“Enough,” he croaked, needing to hear his own voice, to hear anything other than the loud buzzing in his ears in order to ground himself firmly in reality and focus on a safer outlet for his rage. The insolent virago who’d dared to enter his residence and call him out.
Not caring that you sacked servants who needed work ...
He didn’t care. He didn’t.
And yet ...
If he didn’t care, then why not allow those people to remain as they’d been, tending an empty household and toiling away at their miserable existences, just as Malcom himself was?
“Bram,” he thundered.
The bulky former tosher limped in several moments later. “Aye?”
Malcom frowned. As long as he’d known the other man, he had been lame. “It’s gotten worse.”
Scratching at his bald brow, Bram eyed him strangely.
And mayhap hewasstrange. The minx with all her accusations and questions had messed with him. “Your leg,” he clarified, clipping those two syllables out.
“Ah.” Bram brightened, and a wide grin split his heavily scarred face. “But moi eyes are better.” Aye, they were indeed. “The little miss helped. Said she has something that would ’elp with my leg.”
As the half-besotted tosher prattled on about the virtuous Verity Lovelace, Malcom’s eyelid twitched.
Bram seemed to register that involuntary tic, for he abruptly stopped midpraise for the minx. “Is there somethin’ ya wanted?” the old tosher put forward hesitantly.
“No,” he gritted out. “Yes.” What in hell was wrong with him? What madness had the witch inflicted?
As eager to please as he’d been since Malcom had hired him on, Bram stared expectantly back.
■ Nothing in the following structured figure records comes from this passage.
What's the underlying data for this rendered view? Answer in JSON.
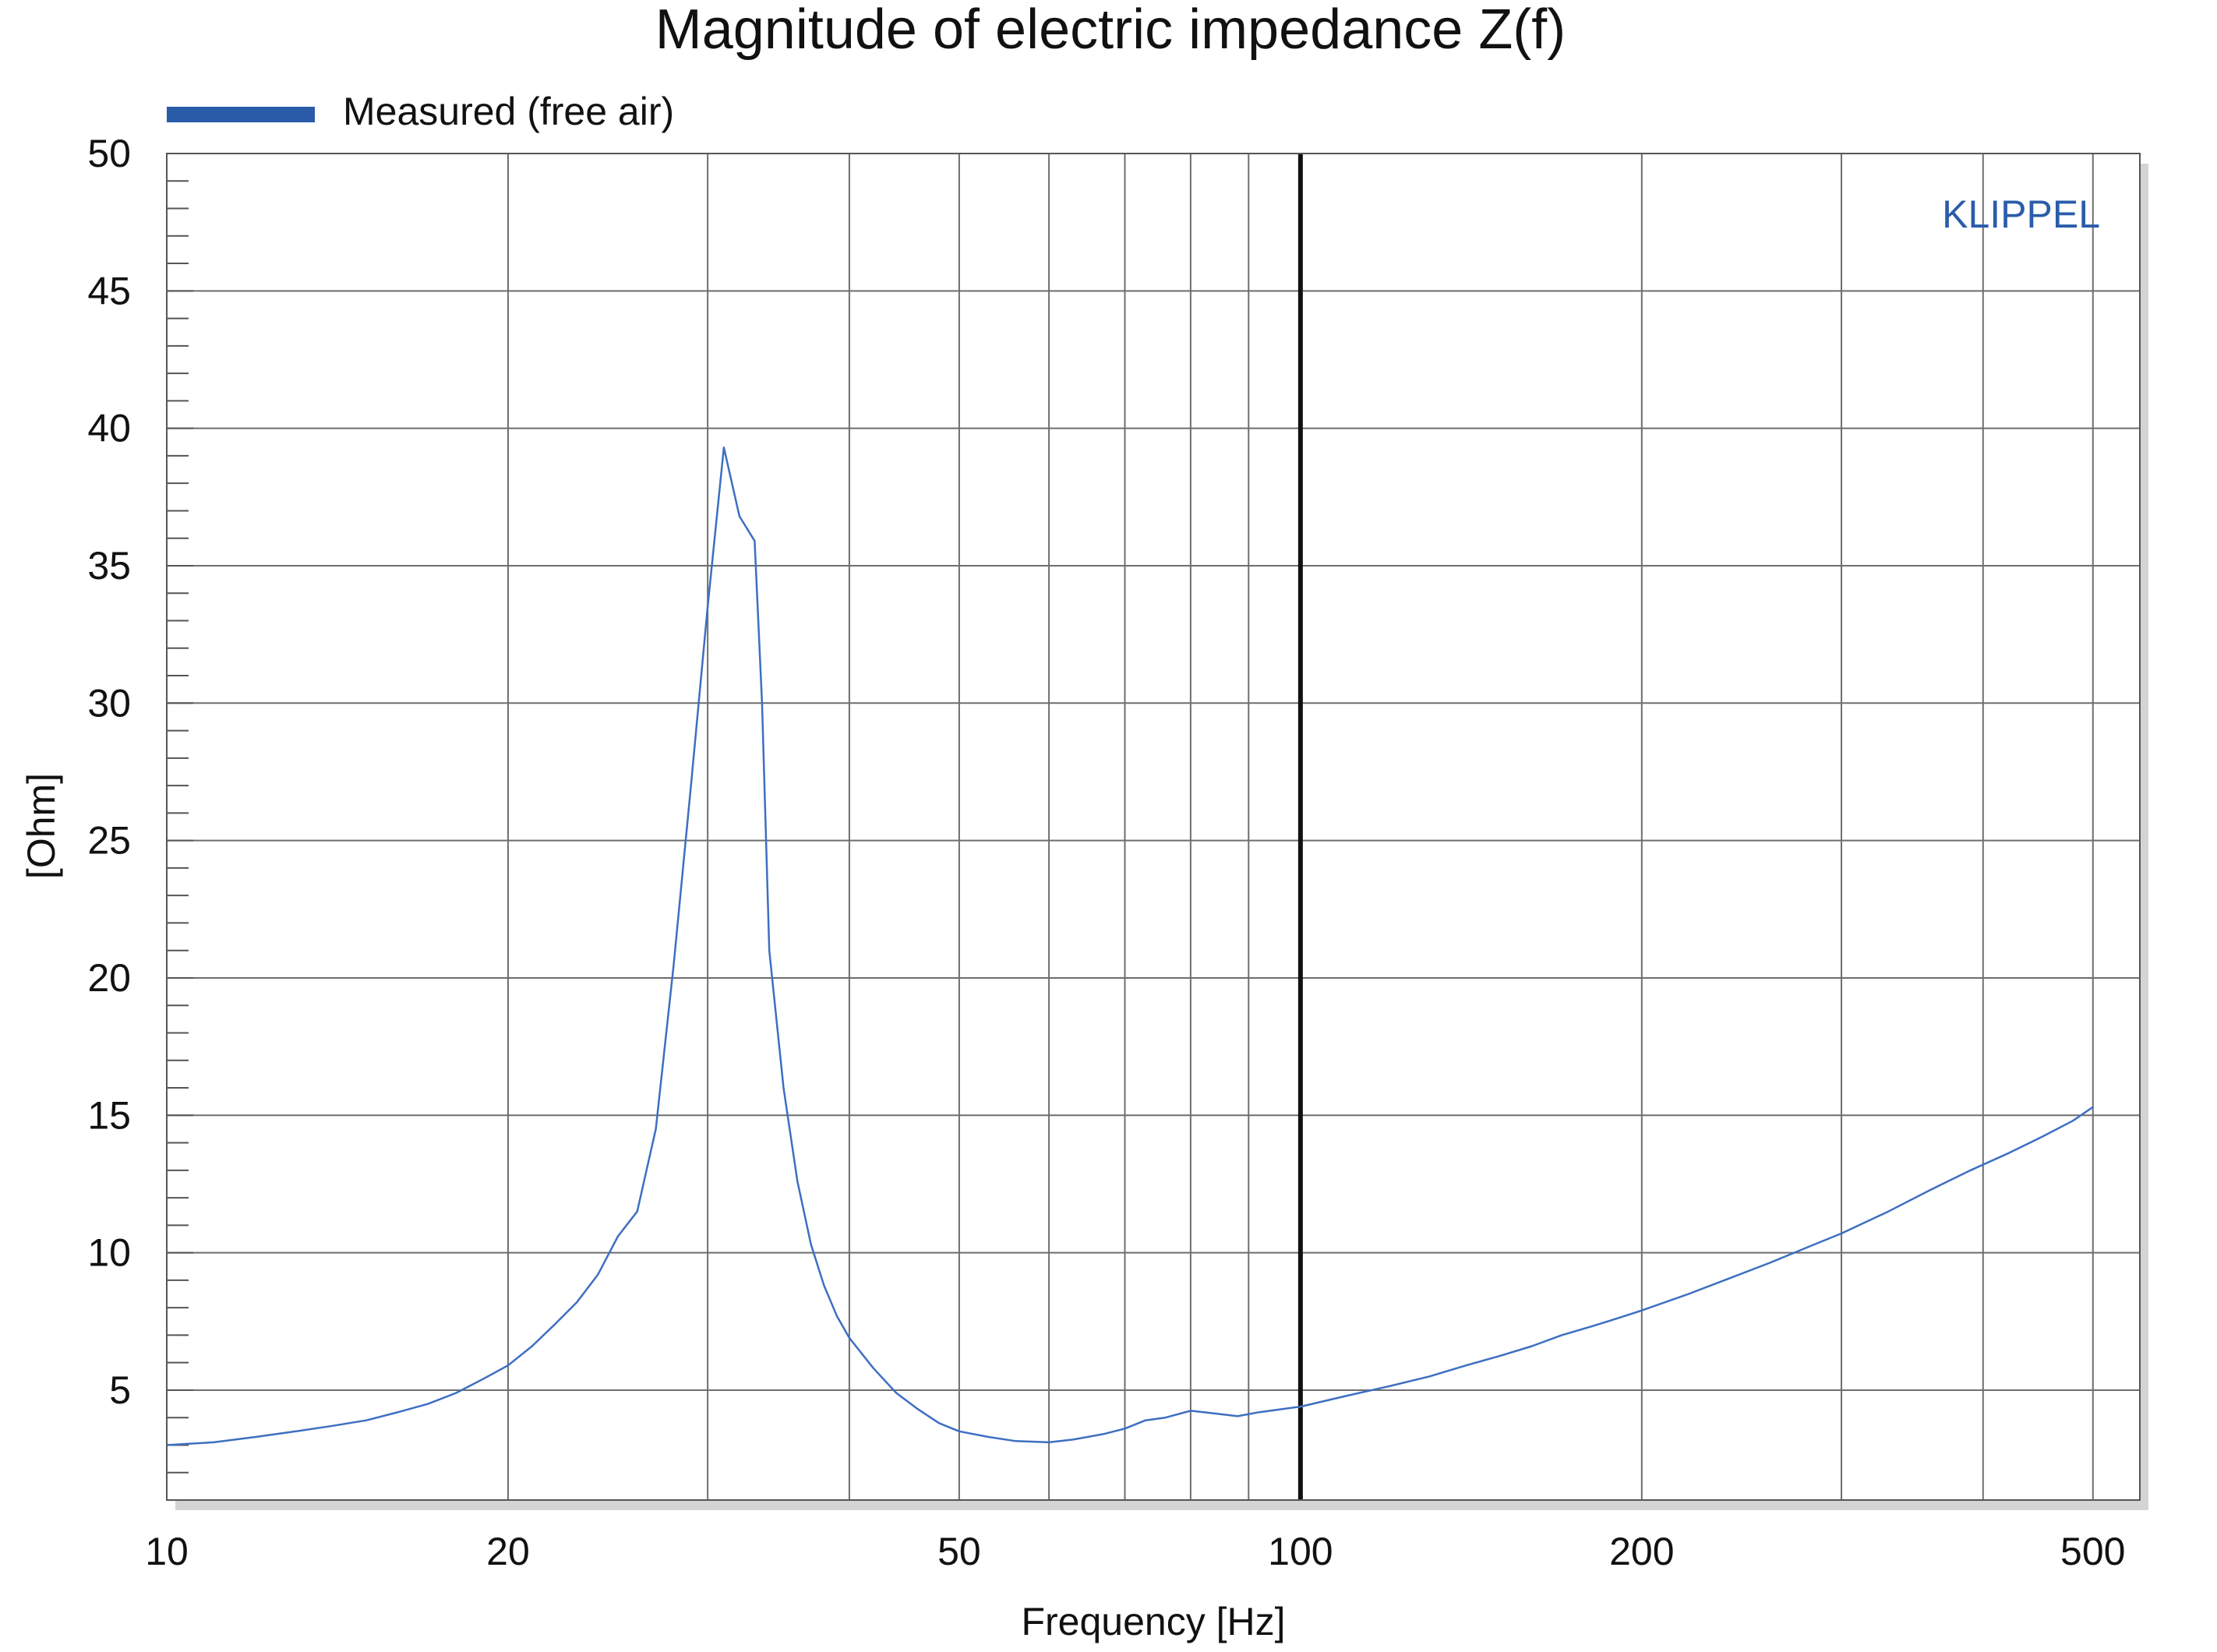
{
  "chart_data": {
    "type": "line",
    "title": "Magnitude of electric impedance Z(f)",
    "xlabel": "Frequency [Hz]",
    "ylabel": "[Ohm]",
    "xscale": "log",
    "xlim": [
      10,
      550
    ],
    "ylim": [
      1,
      50
    ],
    "x_ticks": [
      10,
      20,
      50,
      100,
      200,
      500
    ],
    "x_tick_labels": [
      "10",
      "20",
      "50",
      "100",
      "200",
      "500"
    ],
    "x_minor_gridlines": [
      30,
      40,
      60,
      70,
      80,
      90,
      300,
      400
    ],
    "y_ticks": [
      5,
      10,
      15,
      20,
      25,
      30,
      35,
      40,
      45,
      50
    ],
    "y_tick_labels": [
      "5",
      "10",
      "15",
      "20",
      "25",
      "30",
      "35",
      "40",
      "45",
      "50"
    ],
    "grid": true,
    "legend_position": "top-left",
    "watermark": "KLIPPEL",
    "colors": {
      "series": "#3d6fc2",
      "legend_swatch": "#2a5caa",
      "watermark": "#2a5caa",
      "grid": "#6e6e6e",
      "marker_line": "#111111"
    },
    "vertical_marker": 100,
    "series": [
      {
        "name": "Measured (free air)",
        "x": [
          10,
          11,
          12,
          13,
          14,
          15,
          16,
          17,
          18,
          19,
          20,
          21,
          22,
          23,
          24,
          25,
          26,
          27,
          28,
          29,
          30,
          31,
          32,
          33,
          33.5,
          34,
          35,
          36,
          37,
          38,
          39,
          40,
          42,
          44,
          46,
          48,
          50,
          53,
          56,
          60,
          63,
          67,
          70,
          73,
          76,
          80,
          84,
          88,
          92,
          96,
          100,
          110,
          120,
          130,
          140,
          150,
          160,
          170,
          180,
          190,
          200,
          220,
          240,
          260,
          280,
          300,
          330,
          360,
          390,
          420,
          450,
          480,
          500
        ],
        "y": [
          3.0,
          3.1,
          3.3,
          3.5,
          3.7,
          3.9,
          4.2,
          4.5,
          4.9,
          5.4,
          5.9,
          6.6,
          7.4,
          8.2,
          9.2,
          10.6,
          11.5,
          14.5,
          20.5,
          27.0,
          33.5,
          39.3,
          36.8,
          35.9,
          30.0,
          21.0,
          16.0,
          12.6,
          10.3,
          8.8,
          7.7,
          6.9,
          5.8,
          4.9,
          4.3,
          3.8,
          3.5,
          3.3,
          3.15,
          3.1,
          3.2,
          3.4,
          3.6,
          3.9,
          4.0,
          4.25,
          4.15,
          4.05,
          4.2,
          4.3,
          4.4,
          4.8,
          5.15,
          5.5,
          5.9,
          6.25,
          6.6,
          7.0,
          7.3,
          7.6,
          7.9,
          8.5,
          9.1,
          9.65,
          10.2,
          10.7,
          11.5,
          12.3,
          13.0,
          13.6,
          14.2,
          14.8,
          15.3
        ]
      }
    ]
  }
}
“Sanders ... the ...” Malcom grimaced. “My man-of-affairs.” Because regardless of whether or not he wished it, the man answered to him. “Tell him to hire back the damned servants he’d previously sacked.”
“And do what with them?”
“And ... and ... hire them back,” he finished lamely, waving a hand. “Their former posts. Let them have them. If they want them.”
“Anything else?”
He shook his head tightly, and Bram turned to go. Only ... “Aye. Tell Sanders I’m done with his visits.” Malcom had been patient enough, dealing with the transfer of the properties and the details surrounding the Maxwell title. There was nothing left for them to meet on.
“As you wish.” Bram limped off.
“Bram.” He stayed the old man at the door. “There is actually one other thing I’ll require of you and Fowler.”
Sometime later, after he’d gone, Malcom returned to the window and found the area on the pavement where he’d last spied Verity. A painted whore had since taken her place and was in the process of conducting a transaction with a garishly clad dandy. She caught the gentleman’s hand and led him onward to whatever alley served as the place of her work.
And I’m not a fancy woman ... I’m simply a woman attempting to do her work and care for her family. And you? You are so self-absorbed that you don’t care at all about the plight of anyone ...
I’ll not think of it.
I’ll not think of her on her own.Verity Lovelace without employment ... She wasn’t his concern, or his responsibility.
It was done.
He’d shut the door on the Maxwell title and the woman named Verity Lovelace.
Why did that not bring him the satisfaction he expected it should?